Rückenschmerzen


Symptome:

Rückenschmerzen sind akute oder chronische Beschwerden im Bereich der Wirbelsäule. Rückenschmerzen sind ein Symptome - keine Krankheit. Die Verursachung der Rückenschmerzen kann durch ganz verschiedene Erkrankungen geschehen. Neben infektiösen und neoplastischen Prozessen zählen hierzu insbesondere die entzündlichen rheumatischen Erkrankungen (z.B. Bechterew, Reitersyndrom) sowie eine Reihe von gynäkologischen, urologischen und internistischen Erkrankungen, die ebenfalls das Auftreten von Schmerzen im Wirbelsäulenbereich zur Folge haben. Diese Erkrankungen sind jedoch eher selten. Die Hauptverursachung der Rückenschmerzen liegt in degenerativen Veränderungen und Funktionsstörungen (idiopathische Rückenschmerzen).
Hauptsächlich betroffen sind der Bereich der Halswirbelsäule oder der Lendenwirbelsäule. Bei 90% aller Rückenschmerzen kann kein oder nur ein für die Symptomatik irrelevanten Befund identifiziert werden. Sie werden als "unspezifische Rückenschmerzen bezeichnet". (vgl. Pfingsten et al., 1999)
Bei den degenerativen/funktionellen Rückenschmerzen lassen sich folgende Stadien und Verläufe unterscheiden:

  • akute / subakute Rückenschmerzen;
  • rezidivierende / andauernde (vorwiegend somatisch bedingte) Rückenschmerzen;
  • chronifizierte Rückenschmerzen


Auftretenshäufigkeit (Epidemiologie):

Studien zufolge leiden 75% der Bevölkerung mindestens einmal in ihrem Leben an Rückenschmerzen. Die jährlich Neuerkrankungsrate wird auf 15% geschätzt. Zum Zeitpunkt sind 30% der Bevölkerung von Rückenschmerzen betroffen, im Jahr sind es 45%. Unter Bedingungen schwerster körperlicher Tätigkeit können es bis zu 80% sein.
Rückenschmerzen stehen in Deutschland an erster Stelle der Arbeitsunfähigkeit bei Männern und an zweiter Stelle bei Frauen. (vgl.

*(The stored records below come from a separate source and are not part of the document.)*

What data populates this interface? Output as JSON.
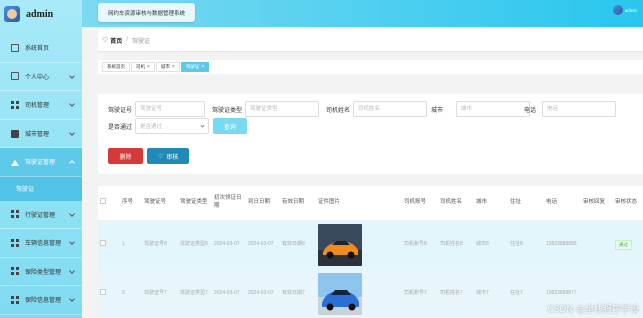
{
  "brand": {
    "name": "admin"
  },
  "sidebar": {
    "items": [
      {
        "label": "系统首页",
        "icon": "home-icon",
        "active": false,
        "expandable": false
      },
      {
        "label": "个人中心",
        "icon": "user-icon",
        "active": false,
        "expandable": true
      },
      {
        "label": "司机管理",
        "icon": "grid-icon",
        "active": false,
        "expandable": true
      },
      {
        "label": "城市管理",
        "icon": "briefcase-icon",
        "active": false,
        "expandable": true
      },
      {
        "label": "驾驶证管理",
        "icon": "upload-icon",
        "active": true,
        "expandable": true
      },
      {
        "label": "行驶证管理",
        "icon": "grid-icon",
        "active": false,
        "expandable": true
      },
      {
        "label": "车辆信息管理",
        "icon": "grid-icon",
        "active": false,
        "expandable": true
      },
      {
        "label": "保险类型管理",
        "icon": "grid-icon",
        "active": false,
        "expandable": true
      },
      {
        "label": "保险信息管理",
        "icon": "grid-icon",
        "active": false,
        "expandable": true
      }
    ],
    "submenu": {
      "label": "驾驶证"
    }
  },
  "header": {
    "system_title": "网约车资源审核与数据管理系统",
    "user_name": "admin"
  },
  "breadcrumb": {
    "home": "首页",
    "separator": "/",
    "current": "驾驶证"
  },
  "tabs": [
    {
      "label": "系统首页",
      "closable": false,
      "active": false
    },
    {
      "label": "司机",
      "closable": true,
      "active": false
    },
    {
      "label": "城市",
      "closable": true,
      "active": false
    },
    {
      "label": "驾驶证",
      "closable": true,
      "active": true
    }
  ],
  "filters": {
    "license_no": {
      "label": "驾驶证号",
      "placeholder": "驾驶证号"
    },
    "license_type": {
      "label": "驾驶证类型",
      "placeholder": "驾驶证类型"
    },
    "driver_name": {
      "label": "司机姓名",
      "placeholder": "司机姓名"
    },
    "city": {
      "label": "城市",
      "placeholder": "城市"
    },
    "phone": {
      "label": "电话",
      "placeholder": "电话"
    },
    "passed": {
      "label": "是否通过",
      "placeholder": "是否通过"
    },
    "query_button": "查询"
  },
  "actions": {
    "delete": "删除",
    "review": "审核"
  },
  "table": {
    "columns": [
      "序号",
      "驾驶证号",
      "驾驶证类型",
      "初次领证日期",
      "到日日期",
      "有效日期",
      "证件图片",
      "司机账号",
      "司机姓名",
      "城市",
      "住址",
      "电话",
      "审核回复",
      "审核状态"
    ],
    "rows": [
      {
        "index": "1",
        "license_no": "驾驶证号8",
        "license_type": "驾驶证类型8",
        "first_issue": "2024-03-07",
        "expire": "2024-03-07",
        "valid": "有效日期8",
        "image": "orange-car",
        "driver_account": "司机账号8",
        "driver_name": "司机姓名8",
        "city": "城市8",
        "address": "住址8",
        "phone": "13823888888",
        "reply": "",
        "status": "通过"
      },
      {
        "index": "2",
        "license_no": "驾驶证号7",
        "license_type": "驾驶证类型7",
        "first_issue": "2024-03-07",
        "expire": "2024-03-07",
        "valid": "有效日期7",
        "image": "blue-car",
        "driver_account": "司机账号7",
        "driver_name": "司机姓名7",
        "city": "城市7",
        "address": "住址7",
        "phone": "13823888877",
        "reply": "",
        "status": ""
      }
    ]
  },
  "watermark": "CSDN @全栈程序学设",
  "colors": {
    "sidebar": "#7fdbf2",
    "topbar": "#28c6ee",
    "accent": "#5ec9e9",
    "delete": "#d43a3a",
    "review": "#1f8ab8",
    "row_highlight": "#e3f6fc"
  }
}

Pfingsten et al., 1999)



Ursachen:

Meist liegen die zu Rückenschmerzen führenden Veränderungen im Bereich der Muskeln bzw. des Skeletts. Sie betreffen Bandscheiben, kleine Wirbel sowie die Muskel und Bänder des Stützapparates der Wirbelsäule.
Ursachen können Bandscheibenvorfälle, knöcherne Irritationen, Spondylolisthese (Wirbelgleiten) oder eine Kombination der verschiedenen Störungen sein. Hierbei handelt es sich um radikuläre Schmerzen, d.h. Schmerzen, die die Nervenwurzel betreffen. Die Verursachung dieser Beschwerden läßt sich anhand neurologischer u.a. med. Untersuchungen gut nachweisen. Eher schlecht nachweisbare Ursachen weisen die wesentlich häufigeren nichtradikulären Schmerzen auf. Diese Schmerzen sind dumpf, tiefsitzend, schlecht lokalisierbar und können relativ weit ausstrahlen. Sie können von den Bandscheiben oder aber auch von den Gelenken, Muskeln und Bändern ausgehen. Degenerative Prozesse an den Bandscheiben und Zwischenwirbelgelenken können solche Schmerzen verursachen. (vgl. Pfingsten et al., 1999)

Häufig sekundärer Natur sind Schmerzen muskulärer Genese. Sie können jedoch im Vordergrund des Geschehens stehen. Die Verursachungen sind unterschiedlich und teilweise in ihrer Wirkung additiv.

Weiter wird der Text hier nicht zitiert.